Les Britanniques ont avancé leurs dragueurs de mines, mais les équipages se sont de nouveau enfuis lorsque les Turcs ont ouvert le feu. Maintenant, les cuirassés britanniques sont tombés dans les mines, avec Inflexible et le Irrésistible les deux étant frappés.

L'océan se perd en mer

Ne voulant pas perdre autant de puissance de feu, de Robeck a envoyé le destroyer Porter et les cuirassés Océan et Swiftsure pour récupérer les sinistrés Irrésistible. Ordonné de remorquer le navire endommagé, le Océan trouvé l'eau environnante était trop peu profonde, et elle n'a pas pu sauver l'autre navire.

le Océan et Swiftsure montait et descendait en tirant sur la côte, comme les navires l'avaient fait tout au long de la journée. Ils semblaient avoir peu d'effet et ont donc été sommés de se retirer.

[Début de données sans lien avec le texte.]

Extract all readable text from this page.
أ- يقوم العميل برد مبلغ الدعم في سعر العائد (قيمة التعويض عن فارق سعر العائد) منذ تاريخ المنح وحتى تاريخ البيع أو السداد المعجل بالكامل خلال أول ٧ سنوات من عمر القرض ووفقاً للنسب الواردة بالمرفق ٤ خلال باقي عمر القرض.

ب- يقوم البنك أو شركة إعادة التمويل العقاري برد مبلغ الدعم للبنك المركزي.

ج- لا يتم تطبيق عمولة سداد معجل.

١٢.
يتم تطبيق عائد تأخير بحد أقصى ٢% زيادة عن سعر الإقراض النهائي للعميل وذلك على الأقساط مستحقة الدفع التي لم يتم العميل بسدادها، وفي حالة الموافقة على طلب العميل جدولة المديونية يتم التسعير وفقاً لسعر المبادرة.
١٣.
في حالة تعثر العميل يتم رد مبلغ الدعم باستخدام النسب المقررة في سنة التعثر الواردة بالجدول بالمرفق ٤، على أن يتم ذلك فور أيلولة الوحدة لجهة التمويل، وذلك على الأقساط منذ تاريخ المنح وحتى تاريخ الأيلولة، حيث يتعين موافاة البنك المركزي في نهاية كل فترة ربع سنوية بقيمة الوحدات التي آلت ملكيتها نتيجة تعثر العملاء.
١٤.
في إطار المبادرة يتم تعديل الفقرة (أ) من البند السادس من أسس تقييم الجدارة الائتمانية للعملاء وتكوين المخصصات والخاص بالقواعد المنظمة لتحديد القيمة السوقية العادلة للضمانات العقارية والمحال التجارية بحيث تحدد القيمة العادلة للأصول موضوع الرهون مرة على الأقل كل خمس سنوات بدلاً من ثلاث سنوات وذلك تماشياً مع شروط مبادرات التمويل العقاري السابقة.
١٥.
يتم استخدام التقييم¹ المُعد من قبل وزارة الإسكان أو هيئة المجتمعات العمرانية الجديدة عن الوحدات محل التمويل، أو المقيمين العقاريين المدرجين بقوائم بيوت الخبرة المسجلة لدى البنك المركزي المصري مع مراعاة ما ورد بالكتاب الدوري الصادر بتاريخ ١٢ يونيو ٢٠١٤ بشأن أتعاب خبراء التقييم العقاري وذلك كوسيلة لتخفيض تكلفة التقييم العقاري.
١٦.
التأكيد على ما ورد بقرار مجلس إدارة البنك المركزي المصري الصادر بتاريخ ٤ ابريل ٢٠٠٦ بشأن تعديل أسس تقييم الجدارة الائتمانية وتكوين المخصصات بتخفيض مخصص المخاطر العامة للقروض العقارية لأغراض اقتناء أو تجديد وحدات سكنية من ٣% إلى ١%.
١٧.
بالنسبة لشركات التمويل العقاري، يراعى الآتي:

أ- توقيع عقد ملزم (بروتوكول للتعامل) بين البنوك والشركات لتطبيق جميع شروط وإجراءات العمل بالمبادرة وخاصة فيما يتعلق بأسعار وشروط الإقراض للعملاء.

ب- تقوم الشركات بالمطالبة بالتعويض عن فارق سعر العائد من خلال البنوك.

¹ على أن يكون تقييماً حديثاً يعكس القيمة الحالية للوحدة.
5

le Océan est maintenant devenu la quatrième victime, frappant une mine et prenant un obus dans l'appareil à gouverner. Elle aussi a dû être abandonnée.

Survivors of Irresistible sur le pont arrière du cuirassé Agamemnon.
Survivors of Irresistible sur le pont arrière du cuirassé Agamemnon.

Se précipiter pour s'adapter

De retour à Londres, le ministre de la Guerre se précipitait pour adapter les plans des Dardanelles. Le 5 mars, un rapport du lieutenant-général sir William Birdwood indiquait que la Marine ne pouvait atteindre seule ses objectifs. L'armée devait intervenir.

Le 12 mars, le ministre a demandé au général Sir Ian Hamilton de commander la force. Hamilton a demandé à recevoir des avions modernes et les équipages expérimentés pour les faire fonctionner, mais sa demande a été rejetée; de telles ressources précieuses étaient nécessaires sur le front occidental. Au lieu de cela, la marine poursuivra son bombardement jusqu'à ce que l'armée soit prête. L'armée envahirait alors la péninsule de Gallipoli, pas le rivage asiatique.

À 17 h, le 13 mars, Hamilton a quitté Londres. La nouvelle expédition avait été organisée en moins de deux jours, avec une planification précipitée.

Plus un projet naval

Le 22 mars, Hamilton et de Robeck se sont rencontrés sur l'île de Lemnos, où les forces se rassemblaient pour la mission Gallipoli. Les récits de ce qui a été dit exactement variaient, car la marine tentait de sauver la face tandis que l'armée cherchait à prendre le contrôle.

Le résultat était le même malgré tout. Seules les tentatives de la Marine de prendre les Dardanelles étaient terminées. La Marine a été retenue pendant un mois pendant que l'armée se préparait à attaquer.

Ce fut un moment embarrassant pour de Robeck et ses collègues.

Le coût élevé de presque rien

Le retard dans l'attaque a coûté aux Alliés le peu qu'ils avaient gagné. Compte tenu du temps nécessaire pour récupérer, les Turcs ont invité un maréchal allemand à prendre le contrôle de leurs forces. Des troupes ont été déplacées et les défenses ont été réparées.

L'action navale à Gallipoli était un gaspillage coûteux. Quatre cuirassés ont été perdus. Bien que les pertes aient été légères dans la plupart de l'action, avec seulement 70 militaires britanniques tués, 640 marins français sont tombés avec le Bouvet.

Le bombardement n'avait amené les Alliés nulle part près de Constantinople. Comme l'a montré l'échec de la campagne de suivi, elle n'a également pratiquement rien fait pour préparer le terrain.

La source:

Martin Marix Evans (2002), Over the Top: Great Battles of the First World War.